Sou despertado por um suave beijo.
Quando acordo vejo que uma das servas de Lorde Bratovitch estava em minha frente. Ela tinha um pano úmido em mãos e me olhava com dó.
Carregava também um recipiente com água, havia limpado meu corpo e passado algum tipo de ungüento de ervas nas feridas feitas pelo seu senhor em suas experiências demoníacas.
— Por favor, senhor, não tema. Vou tirá-lo daqui. — disse a jovem moça.
— Não faça nada. Ele irá nos matar. — eu disse com a voz fraca. Não sei quanto tempo estive desacordado. — É muito perigoso.
Ela não me dava ouvidos e continuava a soltar as correias que me prendiam.
Eu mesmo já havia me tornado um monstro. Sem pele cobrindo o corpo, os lábios desfigurados num sorriso eterno. Os olhos esbugalhados sem membrana a cobrir. E agora com braços peludos e fortes, braços de ursos, no lugar de meus próprios.
Caio fraco ao chão quando ela soltou as últimas amarras. Ajudou então a me levantar e seguimos para fora do calabouço. Com cuidado ela me levou por passagens secretas que levariam para longe do castelo.
Quando atingimos o bosque, do lado de fora, estava anoitecendo. — um mau presságio.
Um uivo melancólico e selvagem surgiu nas entranhas da mata escura. O uivo que tanto me assombrava.
Não demorou muito para uma alcatéia surgir por entre os galhos e árvores. Lobos ferozes de olhos amarelos e pelagem escura. Totalizavam cinco, seis, oito… A cada instante apareciam mais.
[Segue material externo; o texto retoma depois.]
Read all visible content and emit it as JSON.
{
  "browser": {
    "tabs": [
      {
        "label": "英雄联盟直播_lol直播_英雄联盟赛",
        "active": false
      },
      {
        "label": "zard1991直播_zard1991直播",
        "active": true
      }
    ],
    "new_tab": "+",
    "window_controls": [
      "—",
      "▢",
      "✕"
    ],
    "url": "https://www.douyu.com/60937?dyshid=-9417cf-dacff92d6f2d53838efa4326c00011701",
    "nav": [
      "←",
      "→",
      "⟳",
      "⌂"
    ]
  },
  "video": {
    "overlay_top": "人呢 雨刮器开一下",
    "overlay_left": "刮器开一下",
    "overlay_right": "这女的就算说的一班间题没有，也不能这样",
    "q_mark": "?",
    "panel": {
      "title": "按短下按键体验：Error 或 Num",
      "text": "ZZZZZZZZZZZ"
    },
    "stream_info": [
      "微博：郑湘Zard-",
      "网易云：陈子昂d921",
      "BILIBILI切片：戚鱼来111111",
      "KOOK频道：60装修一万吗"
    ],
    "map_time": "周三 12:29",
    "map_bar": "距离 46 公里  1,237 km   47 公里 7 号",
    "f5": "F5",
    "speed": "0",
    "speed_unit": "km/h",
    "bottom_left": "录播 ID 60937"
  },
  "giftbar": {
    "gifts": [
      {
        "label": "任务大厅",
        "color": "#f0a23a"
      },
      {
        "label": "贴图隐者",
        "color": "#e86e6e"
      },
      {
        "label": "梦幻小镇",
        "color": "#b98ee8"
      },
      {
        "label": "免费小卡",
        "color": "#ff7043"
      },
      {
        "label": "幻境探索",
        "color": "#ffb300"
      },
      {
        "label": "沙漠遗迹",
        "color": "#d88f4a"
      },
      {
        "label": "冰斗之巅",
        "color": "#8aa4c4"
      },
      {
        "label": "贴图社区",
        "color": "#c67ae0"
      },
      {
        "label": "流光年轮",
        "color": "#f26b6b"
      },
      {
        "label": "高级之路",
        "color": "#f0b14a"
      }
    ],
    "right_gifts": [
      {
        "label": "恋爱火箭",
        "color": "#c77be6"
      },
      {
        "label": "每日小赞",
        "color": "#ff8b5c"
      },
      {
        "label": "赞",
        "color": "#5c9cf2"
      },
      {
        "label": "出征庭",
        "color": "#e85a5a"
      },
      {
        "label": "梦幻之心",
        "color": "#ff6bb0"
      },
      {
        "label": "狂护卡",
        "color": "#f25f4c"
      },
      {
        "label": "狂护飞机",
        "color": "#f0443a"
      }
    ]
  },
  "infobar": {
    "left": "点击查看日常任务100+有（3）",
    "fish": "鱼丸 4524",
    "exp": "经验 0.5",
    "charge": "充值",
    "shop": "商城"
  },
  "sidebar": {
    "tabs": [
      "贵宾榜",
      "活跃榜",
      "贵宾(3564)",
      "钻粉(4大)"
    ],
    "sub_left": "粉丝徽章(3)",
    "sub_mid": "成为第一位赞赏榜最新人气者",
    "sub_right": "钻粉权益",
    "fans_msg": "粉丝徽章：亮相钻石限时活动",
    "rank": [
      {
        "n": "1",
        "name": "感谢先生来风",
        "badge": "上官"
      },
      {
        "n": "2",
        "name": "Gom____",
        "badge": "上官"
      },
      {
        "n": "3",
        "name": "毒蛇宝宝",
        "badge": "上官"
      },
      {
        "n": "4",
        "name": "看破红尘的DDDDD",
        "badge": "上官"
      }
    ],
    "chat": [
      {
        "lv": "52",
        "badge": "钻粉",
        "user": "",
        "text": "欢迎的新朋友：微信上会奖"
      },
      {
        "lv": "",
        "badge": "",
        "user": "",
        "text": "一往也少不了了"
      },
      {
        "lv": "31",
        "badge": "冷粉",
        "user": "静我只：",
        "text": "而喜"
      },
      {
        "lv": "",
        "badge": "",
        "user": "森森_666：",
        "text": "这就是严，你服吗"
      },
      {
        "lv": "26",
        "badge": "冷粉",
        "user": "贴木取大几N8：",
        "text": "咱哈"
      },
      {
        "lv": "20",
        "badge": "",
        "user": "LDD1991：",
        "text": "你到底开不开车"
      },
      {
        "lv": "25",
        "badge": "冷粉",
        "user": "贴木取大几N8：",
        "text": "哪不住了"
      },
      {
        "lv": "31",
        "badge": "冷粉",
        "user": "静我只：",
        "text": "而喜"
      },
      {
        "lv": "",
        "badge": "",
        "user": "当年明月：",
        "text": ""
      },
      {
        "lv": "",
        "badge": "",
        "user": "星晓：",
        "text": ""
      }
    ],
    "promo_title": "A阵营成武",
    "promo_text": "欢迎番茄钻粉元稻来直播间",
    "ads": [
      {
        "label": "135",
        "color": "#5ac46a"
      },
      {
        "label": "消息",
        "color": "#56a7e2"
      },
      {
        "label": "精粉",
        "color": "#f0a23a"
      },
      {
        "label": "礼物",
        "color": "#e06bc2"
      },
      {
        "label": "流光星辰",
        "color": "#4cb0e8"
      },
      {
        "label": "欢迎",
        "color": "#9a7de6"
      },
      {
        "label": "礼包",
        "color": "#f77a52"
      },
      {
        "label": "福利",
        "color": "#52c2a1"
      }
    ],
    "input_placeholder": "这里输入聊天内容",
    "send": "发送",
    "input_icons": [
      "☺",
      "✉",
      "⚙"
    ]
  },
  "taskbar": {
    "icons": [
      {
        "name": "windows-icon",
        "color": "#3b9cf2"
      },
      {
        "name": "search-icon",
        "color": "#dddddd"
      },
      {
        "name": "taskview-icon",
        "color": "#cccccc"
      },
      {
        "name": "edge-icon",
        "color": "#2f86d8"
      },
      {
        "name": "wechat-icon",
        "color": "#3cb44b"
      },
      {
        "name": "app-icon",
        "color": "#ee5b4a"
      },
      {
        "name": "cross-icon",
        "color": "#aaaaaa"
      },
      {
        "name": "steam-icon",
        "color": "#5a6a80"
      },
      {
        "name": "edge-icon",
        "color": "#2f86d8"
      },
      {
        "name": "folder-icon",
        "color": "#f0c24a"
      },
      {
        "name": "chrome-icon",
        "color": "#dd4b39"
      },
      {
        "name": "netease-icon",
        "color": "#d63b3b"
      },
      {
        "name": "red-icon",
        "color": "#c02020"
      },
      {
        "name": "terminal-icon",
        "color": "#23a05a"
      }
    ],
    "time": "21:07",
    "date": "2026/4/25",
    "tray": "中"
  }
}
Todos rosnando e nos encurralando contra a rocha onde saía a passagem.
Um dos lobos tomou a frente, um lobo grande cinzento e, como um urso ficou ereto, de duas patas. Após dois passos em nossa direção, transformou-se instantaneamente no odioso Lorde Manfred A. Bratovitch, o demônio.
— Já vão embora? Tão cedo? — perguntou ele olhando para nós. Ele cruza os braços e observa indiferente para nós com aquele olhar impiedoso.
Tentei puxar a moça pela mão e corremos por um dos cantos, tentando passar pelos lobos. Mas fomos perseguidos e encurralados por eles novamente. Lorde B. comandava a eles.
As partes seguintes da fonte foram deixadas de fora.